The closer you are to a healthy body weight, and the closer to normal your blood sugar level is, the better the health of your liver.  Diabetes promotes abdominal weight gain, and this is the most dangerous body part to store excess fat.  Fat doesn’t just sit under your skin; it actually gets inside your abdominal cavity, in amongst your organs and then starts to infiltrate various organs such as the liver and pancreas.

Our book called Diabetes Type 2: You can reverse it Naturally contains a lower carbohydrate, higher protein eating plan specifically designed for diabetics.

Other strategies to protect your liver:

Minimise sugar and flour and the foods and drinks that contain them.  Also avoid industrial seed oil and every food that contains it.  The only safe vegetable oil to consume is extra virgin olive oil, cold pressed macadamia nut or avocado oil and coconut oil.  In experiments done on rats, when they are fed sugar and vegetable oil, they develop a fatty liver. Avoid cottonseed oil, as it is particularly toxic to the liver. Many cafes cook food in cottonseed oil.

Increase your intake of vegetables, especially raw vegetables.  Your liver needs the antioxidants, vitamins and minerals found abundantly in these foods.  Most people eat nowhere near enough vegetables.  Ideally you would have seven serves of vegetables per day; a serve is half a cup of chopped vegetables, or one cup of leafy vegetables.

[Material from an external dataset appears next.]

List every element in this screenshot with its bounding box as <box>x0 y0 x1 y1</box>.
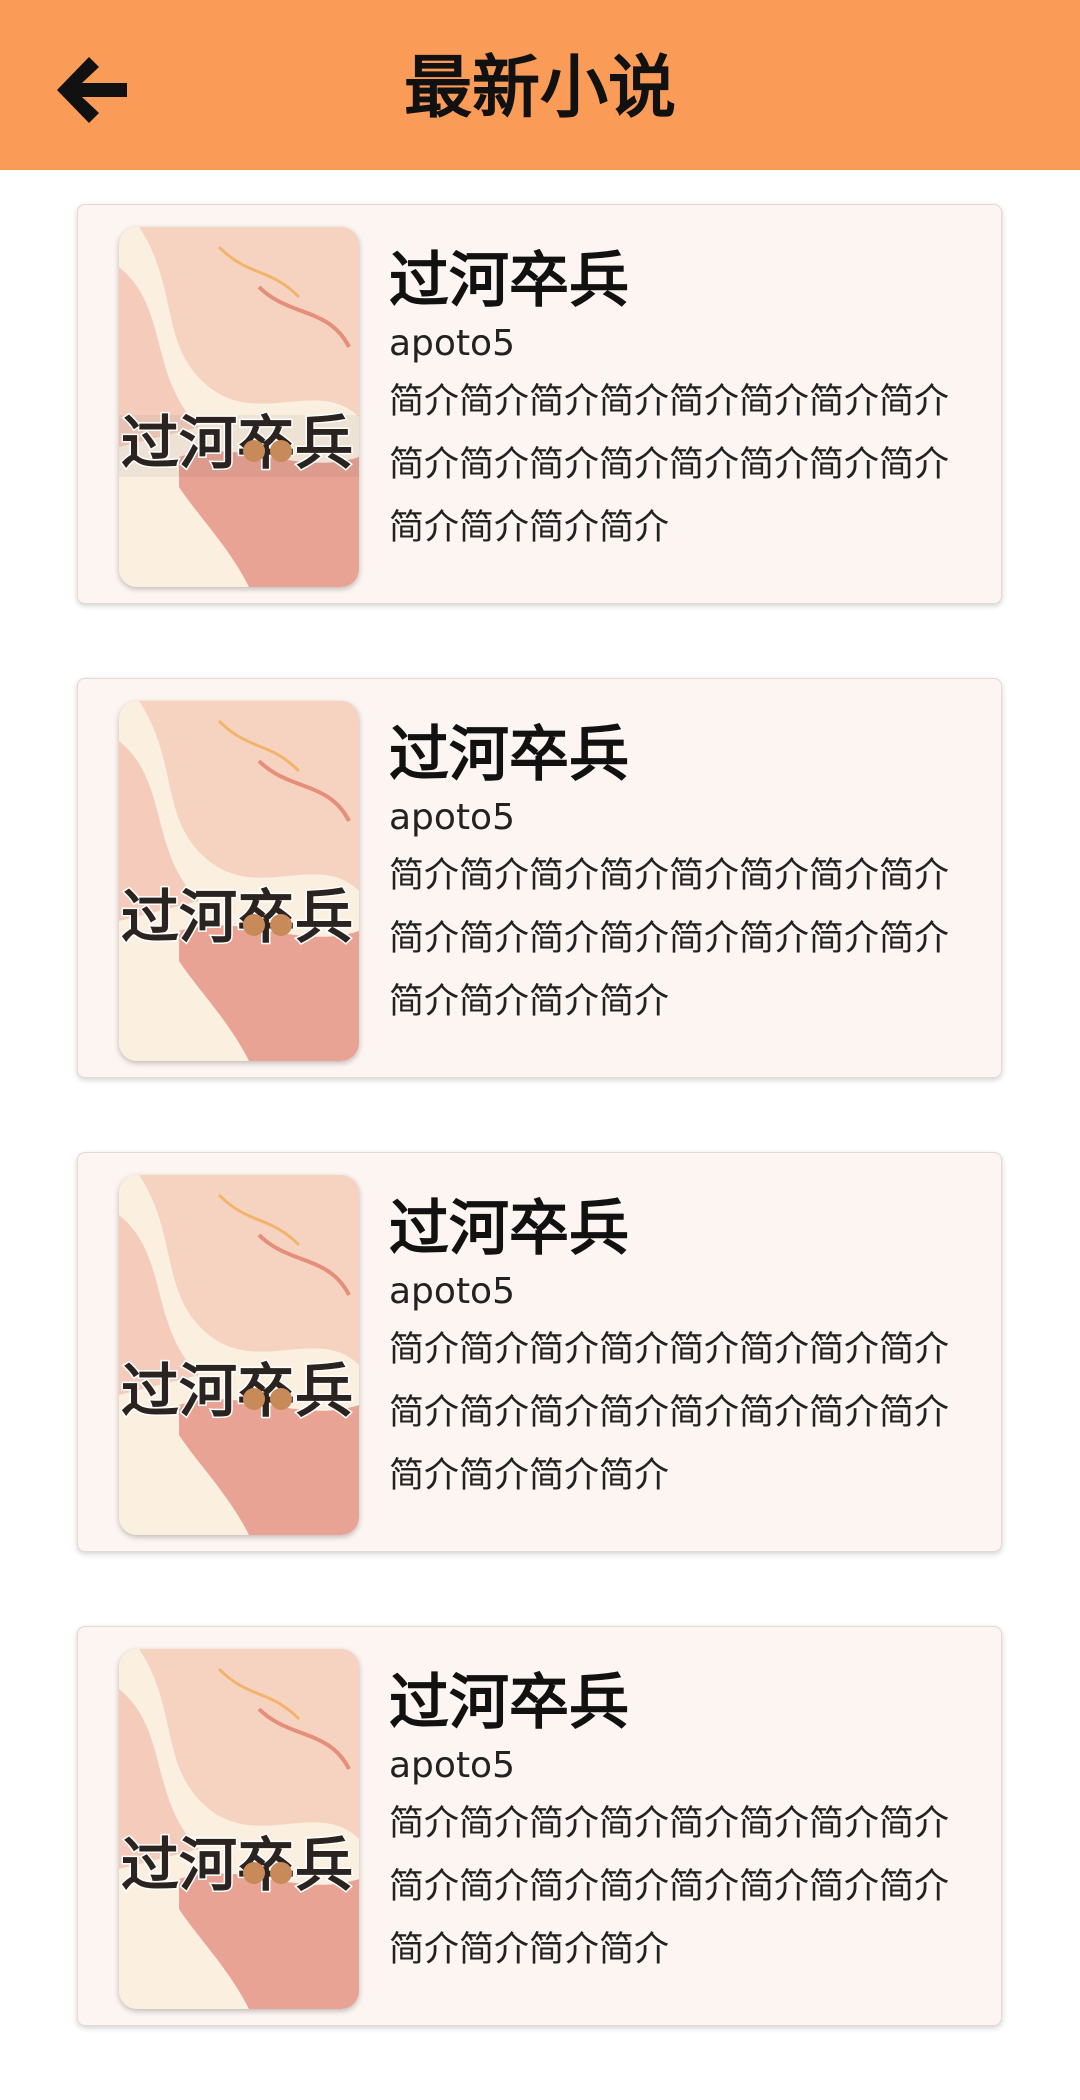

Minimise or avoid alcohol.  If you are overweight and have a mild fatty liver, alcohol will speed the progression of fatty liver and greatly increase the risk of cirrhosis. A high alcohol intake usually results in high blood triglycerides. This is often a clue that fatty liver is present. Alcohol promotes visceral fat accumulation. It makes people fat on the inside.

Try to minimise snacking or grazing. Insulin levels fall when you are fasting; you want your insulin level to be lower if you’re prediabetic or a type 2 diabetic. Try to just eat two or three meals per day and fast between meals.

Exercise regularly.  Exercise helps your body to burn fat from the areas you can see, such as your thighs and triceps, but also helps to clear fat from areas you can’t see, such as your liver, pancreas, arteries and other organs.